To be the No 9 in Spain’s system you really need to be a striker who is explosive in short-area situations, who can find half a yard and fire home when surrounded by the massed ranks of defenders that have formed a wall across the penalty area to deter Andres Iniesta, Isco and company. It is why the dinky but speedy Paco Alcacer – now hopelessly out of form at Barca but previously very effective with Valencia – was the right guy to start at Euro 2016 and top-scored in qualifying then. Alvaro Morata looked to have potential for the role but endured a rotten year in west London while Iago Aspas, for all his goals this year, just doesn’t seem to have earned the trust.

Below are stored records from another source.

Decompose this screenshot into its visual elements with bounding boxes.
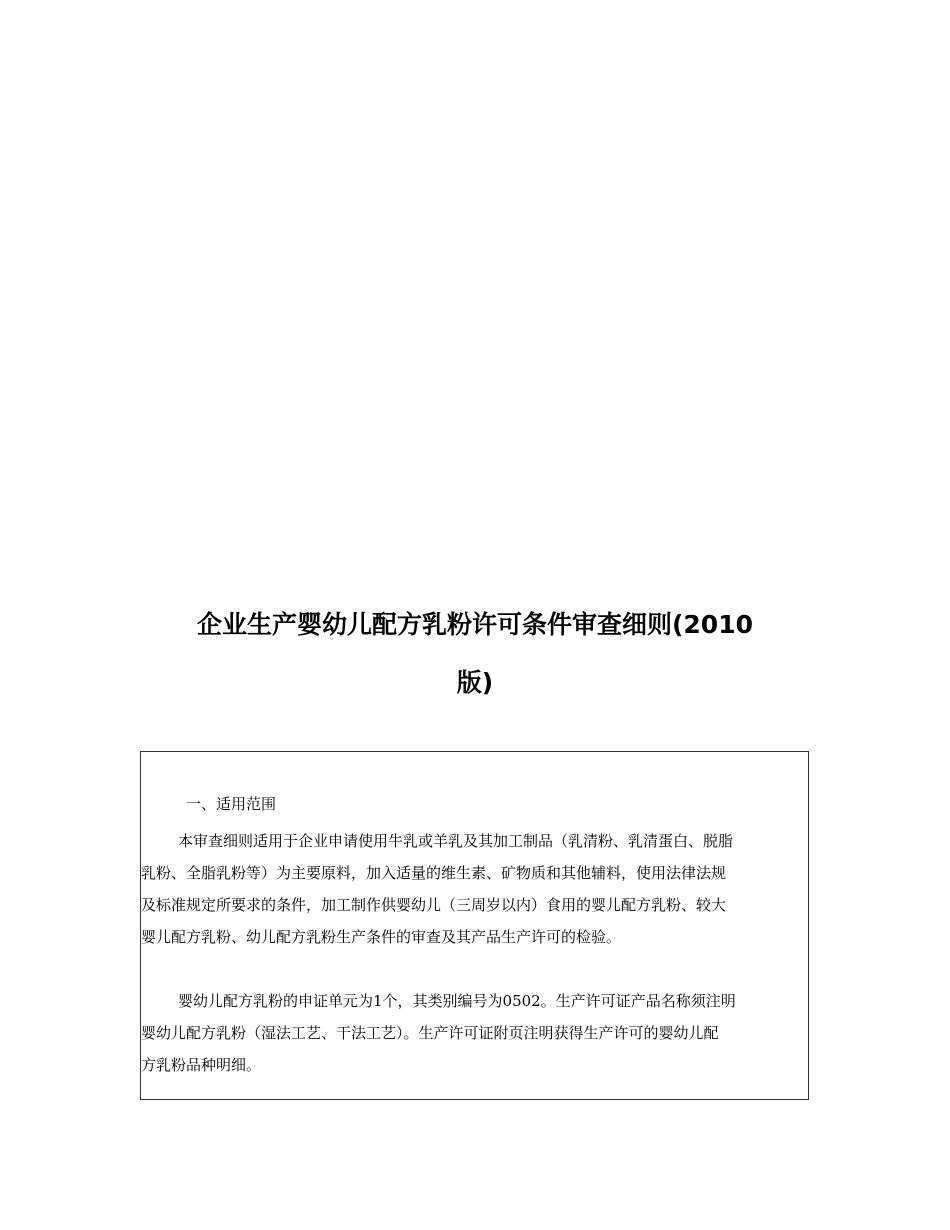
paragraph-license-unit: [141, 985, 809, 1081]
paragraph-line: 乳粉、全脂乳粉等）为主要原料，加入适量的维生素、矿物质和其他辅料，使用法律法规: [141, 864, 727, 882]
document-title-line-1: 企业生产婴幼儿配方乳粉许可条件审查细则(2010: [196, 610, 753, 639]
paragraph-line: 婴儿配方乳粉、幼儿配方乳粉生产条件的审查及其产品生产许可的检验。: [141, 928, 622, 946]
paragraph-line: 本审查细则适用于企业申请使用牛乳或羊乳及其加工制品（乳清粉、乳清蛋白、脱脂: [178, 832, 734, 850]
paragraph-line: 婴幼儿配方乳粉的申证单元为1个，其类别编号为0502。生产许可证产品名称须注明: [178, 992, 736, 1010]
content-box: [140, 751, 809, 1100]
paragraph-scope: [141, 825, 809, 953]
paragraph-line: 婴幼儿配方乳粉（湿法工艺、干法工艺）。生产许可证附页注明获得生产许可的婴幼儿配: [141, 1024, 719, 1042]
section-heading: 一、适用范围: [186, 795, 277, 813]
paragraph-line: 方乳粉品种明细。: [141, 1056, 262, 1074]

So Costa it was in Sochi, in the World Cup, against Portugal. For all his stylistic differences with what Spain do and how they do it, Hierro stuck with Lopetegui’s answer and went for proven quality over fit – a square peg in a round hole but those square pegs can still hurt if you catch them wrong.
And this is Diego Costa, so of course he caught them wrong. Just ask Pepe, whose face suddenly discovered in its schedule for the evening an unscheduled meeting with Costa’s forearm. Pepe flailed on the ground. Costa, surrounded by defenders and without a teammate in sight held up the ball, found a crack in the defence and drove the ball through it and into the net.
From what was a hopeful long ball – in the eyes of some, a betrayal of how Spain should play – Costa had turned water into wine. With Pepe still rolling on the floor he had turned water into whine. Portugal protested but Spain celebrated, Diego Costa the scorer and Hierro and predecessor vindicated.
When playing an opponent as tough as Portugal in a game as good as this on a stage as jaw-droopingly big, there will be things that go your way and things that don’t. On the night, Spain’s delicate build-up play and attempts at intricate creation fell flat, like an artist struggling for inspiration. But while the artist’s canvas lay bare, along came Costa with his customary sledgehammer to save the day, pummelling the canvas into a thousand paint-stained pieces and labelling it as a piece of art worthy of the Turner Prize.
Yes, on a day when the Spain way wasn’t working it was the striker who is as un-Spain as could be who found the key breakthroughs for them when it mattered; the first equaliser before Portugal had time to settle on their lead, the second equaliser from a set piece where Fernando Santos would have been sure his team had the nous to hold firm.
In the end this was a glorious game of football that will be remembered more for Cristiano Ronaldo’s hat-trick and the carefree exchanging of goals.
But for Spain, who deep down had some doubts about their team, they might just have found an answer to a question they’d struggled with. A hulking, unpredictable answer but an answer who saved their bacon.